Menéndez oprimió el forward en el instante en que el grifo del baño comenzaba a escupir agua con una especie de tos asmática. Anunció de inmediato que iba a aprovechar de lavarse el cabello. Cayetano quedó solo en la salita y pudo ver con tranquilidad a Lara en la recepción pagando en efectivo antes de marcharse del Ambos Mundos. Después lo vio cruzar el lobby seguido de un botones que le cargaba la maleta. Antes de llegar a la puerta del hotel, el botones le dijo algo a Lara y le entregó un billete, que Lara guardó en su pantalón.

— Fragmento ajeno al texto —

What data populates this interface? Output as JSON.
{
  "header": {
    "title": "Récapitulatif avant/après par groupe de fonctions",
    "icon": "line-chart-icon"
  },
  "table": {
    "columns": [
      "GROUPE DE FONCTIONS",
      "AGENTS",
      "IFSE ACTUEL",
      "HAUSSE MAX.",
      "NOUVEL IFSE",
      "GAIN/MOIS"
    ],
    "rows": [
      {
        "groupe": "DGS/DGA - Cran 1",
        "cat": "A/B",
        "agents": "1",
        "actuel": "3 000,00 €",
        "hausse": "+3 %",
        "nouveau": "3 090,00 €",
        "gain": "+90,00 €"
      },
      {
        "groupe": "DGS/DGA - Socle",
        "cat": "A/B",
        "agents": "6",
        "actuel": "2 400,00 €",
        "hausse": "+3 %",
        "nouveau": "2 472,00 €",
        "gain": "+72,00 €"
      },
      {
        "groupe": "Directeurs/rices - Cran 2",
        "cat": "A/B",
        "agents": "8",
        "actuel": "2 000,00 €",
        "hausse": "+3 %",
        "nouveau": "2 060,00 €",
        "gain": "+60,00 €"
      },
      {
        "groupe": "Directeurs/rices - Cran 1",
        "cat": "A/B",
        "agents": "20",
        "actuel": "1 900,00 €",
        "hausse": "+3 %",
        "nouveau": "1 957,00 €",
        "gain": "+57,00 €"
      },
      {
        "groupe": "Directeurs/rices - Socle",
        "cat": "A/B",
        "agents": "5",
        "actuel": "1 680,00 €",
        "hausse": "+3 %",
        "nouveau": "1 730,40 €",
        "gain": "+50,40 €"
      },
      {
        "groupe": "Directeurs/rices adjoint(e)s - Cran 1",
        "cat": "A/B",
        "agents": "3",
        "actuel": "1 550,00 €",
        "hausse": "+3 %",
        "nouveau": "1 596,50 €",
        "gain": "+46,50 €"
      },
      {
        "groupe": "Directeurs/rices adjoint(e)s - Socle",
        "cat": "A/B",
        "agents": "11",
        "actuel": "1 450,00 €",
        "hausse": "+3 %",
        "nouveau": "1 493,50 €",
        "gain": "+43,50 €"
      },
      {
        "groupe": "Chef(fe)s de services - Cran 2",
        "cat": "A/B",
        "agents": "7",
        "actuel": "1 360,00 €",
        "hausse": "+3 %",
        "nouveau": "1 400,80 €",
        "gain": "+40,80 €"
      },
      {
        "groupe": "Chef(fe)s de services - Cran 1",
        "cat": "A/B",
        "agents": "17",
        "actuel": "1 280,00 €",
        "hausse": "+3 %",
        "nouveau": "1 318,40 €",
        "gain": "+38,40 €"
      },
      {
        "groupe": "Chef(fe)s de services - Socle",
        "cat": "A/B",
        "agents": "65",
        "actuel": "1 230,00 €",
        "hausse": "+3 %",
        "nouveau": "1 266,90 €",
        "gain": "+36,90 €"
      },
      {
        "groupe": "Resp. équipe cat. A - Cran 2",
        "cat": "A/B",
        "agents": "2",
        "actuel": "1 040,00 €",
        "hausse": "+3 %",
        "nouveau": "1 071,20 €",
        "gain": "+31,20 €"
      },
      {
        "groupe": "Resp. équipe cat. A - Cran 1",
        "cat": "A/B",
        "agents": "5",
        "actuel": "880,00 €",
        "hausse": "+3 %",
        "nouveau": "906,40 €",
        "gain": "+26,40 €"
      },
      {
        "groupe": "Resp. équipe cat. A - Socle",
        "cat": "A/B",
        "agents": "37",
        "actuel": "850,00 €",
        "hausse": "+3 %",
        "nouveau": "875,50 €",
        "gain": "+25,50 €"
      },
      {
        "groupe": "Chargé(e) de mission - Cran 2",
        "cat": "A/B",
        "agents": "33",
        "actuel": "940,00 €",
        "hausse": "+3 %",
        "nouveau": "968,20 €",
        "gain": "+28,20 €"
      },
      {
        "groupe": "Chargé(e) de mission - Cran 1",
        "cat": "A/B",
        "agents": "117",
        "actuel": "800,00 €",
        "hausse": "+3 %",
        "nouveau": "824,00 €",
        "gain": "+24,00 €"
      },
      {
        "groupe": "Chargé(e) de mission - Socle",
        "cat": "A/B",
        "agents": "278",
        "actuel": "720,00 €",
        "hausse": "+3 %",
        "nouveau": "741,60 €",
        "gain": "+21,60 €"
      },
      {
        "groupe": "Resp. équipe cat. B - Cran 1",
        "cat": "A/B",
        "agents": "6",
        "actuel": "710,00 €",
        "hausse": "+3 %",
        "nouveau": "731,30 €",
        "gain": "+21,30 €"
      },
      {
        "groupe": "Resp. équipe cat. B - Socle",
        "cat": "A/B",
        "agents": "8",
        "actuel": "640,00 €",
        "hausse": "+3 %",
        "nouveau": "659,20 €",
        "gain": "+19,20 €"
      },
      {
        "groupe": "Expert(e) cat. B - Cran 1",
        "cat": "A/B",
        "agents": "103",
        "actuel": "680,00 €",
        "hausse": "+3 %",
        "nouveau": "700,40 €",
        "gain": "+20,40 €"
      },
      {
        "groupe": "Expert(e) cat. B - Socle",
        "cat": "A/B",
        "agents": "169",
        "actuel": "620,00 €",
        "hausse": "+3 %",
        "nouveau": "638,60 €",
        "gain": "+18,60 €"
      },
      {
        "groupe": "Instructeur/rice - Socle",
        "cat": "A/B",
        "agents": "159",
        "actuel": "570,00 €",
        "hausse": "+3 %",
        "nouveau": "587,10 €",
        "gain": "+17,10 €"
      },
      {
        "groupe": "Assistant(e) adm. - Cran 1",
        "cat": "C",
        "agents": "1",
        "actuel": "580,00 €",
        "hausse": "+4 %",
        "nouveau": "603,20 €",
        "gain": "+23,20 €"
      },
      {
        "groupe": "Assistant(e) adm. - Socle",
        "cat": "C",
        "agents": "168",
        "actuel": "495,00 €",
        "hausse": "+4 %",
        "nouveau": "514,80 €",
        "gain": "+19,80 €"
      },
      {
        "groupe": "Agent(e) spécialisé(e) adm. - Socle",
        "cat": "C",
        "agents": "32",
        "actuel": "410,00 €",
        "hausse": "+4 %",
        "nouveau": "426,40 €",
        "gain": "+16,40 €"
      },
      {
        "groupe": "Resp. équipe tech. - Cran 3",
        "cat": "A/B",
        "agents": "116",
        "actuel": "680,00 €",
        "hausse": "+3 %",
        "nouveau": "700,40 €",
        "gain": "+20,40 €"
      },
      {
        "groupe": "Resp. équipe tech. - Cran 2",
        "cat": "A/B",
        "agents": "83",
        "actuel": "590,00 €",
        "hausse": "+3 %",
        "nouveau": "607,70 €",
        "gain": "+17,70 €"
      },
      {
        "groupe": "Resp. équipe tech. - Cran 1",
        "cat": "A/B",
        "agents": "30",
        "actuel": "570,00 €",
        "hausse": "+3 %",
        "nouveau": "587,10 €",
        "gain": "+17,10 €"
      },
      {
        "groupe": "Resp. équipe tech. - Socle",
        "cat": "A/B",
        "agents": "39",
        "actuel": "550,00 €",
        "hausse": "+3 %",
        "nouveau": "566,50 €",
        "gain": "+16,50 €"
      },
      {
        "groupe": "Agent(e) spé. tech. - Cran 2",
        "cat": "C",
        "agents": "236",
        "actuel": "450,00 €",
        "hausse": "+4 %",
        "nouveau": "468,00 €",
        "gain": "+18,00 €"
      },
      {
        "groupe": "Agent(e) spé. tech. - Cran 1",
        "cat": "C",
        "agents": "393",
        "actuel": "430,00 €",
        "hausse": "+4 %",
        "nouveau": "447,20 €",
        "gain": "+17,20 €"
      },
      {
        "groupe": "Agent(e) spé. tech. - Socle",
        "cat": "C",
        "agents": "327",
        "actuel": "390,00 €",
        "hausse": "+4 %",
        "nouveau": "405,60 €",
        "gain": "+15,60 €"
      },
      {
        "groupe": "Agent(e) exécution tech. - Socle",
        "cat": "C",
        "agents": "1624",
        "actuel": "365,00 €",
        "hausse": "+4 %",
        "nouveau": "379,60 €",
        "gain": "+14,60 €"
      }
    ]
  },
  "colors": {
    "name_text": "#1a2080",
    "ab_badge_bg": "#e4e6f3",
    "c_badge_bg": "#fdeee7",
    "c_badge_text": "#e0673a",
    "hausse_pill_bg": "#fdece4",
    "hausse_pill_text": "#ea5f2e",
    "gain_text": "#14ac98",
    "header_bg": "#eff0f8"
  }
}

Cayetano volvió a repetir la secuencia.
Constató que, efectivamente, el botones le entregaba algo a Lara, lo que resultaba a todas luces extraño, puesto que era el huésped quien debía entregarle propina al botones y no a la inversa. Volvió a examinar la escena, esta vez situándose cerca de la pantalla, y comprobó que Lara no recibía un billete, sino un papel, algo que bien podía ser un mensaje plegado.
Dejó que la cinta siguiera corriendo, vio a Lara y al botones pasar frente a la cámara. Cuando la toma los mostró por la espalda, Cayetano creyó reconocer la mochila. Se asemejaba a la de la cartulina con instrucciones que había recogido en la cabaña de Chiloé. Creo que es la misma mochila, pensó vaciando la taza con cierta emoción: ¡ese era el contacto de Bento en el fin del mundo y el visitante del apartamento de San Petersburgo! Su investigación parecía verse corroborada de golpe hasta en los detalles. Solo lo torturaba una pregunta y se la hizo a Menéndez:
—¿Adónde se marchó este tipo después del Ambos Mundos?
—Ese día cogió un taxi para el aeropuerto —dijo Menéndez volviendo del baño con la cabellera estilando agua y una toalla sobre los hombros.
—¿Se fue al extranjero o se quedó en la isla?
—Lo ignoro.
—¿Y qué tal si me lo averiguas?
Menéndez comenzó a secarse el pelo con la toalla.
—Eso sí que no, camaján, eso sí que no —gritó descontrolado—. Eso ya es meterse entre las patas de los caballos.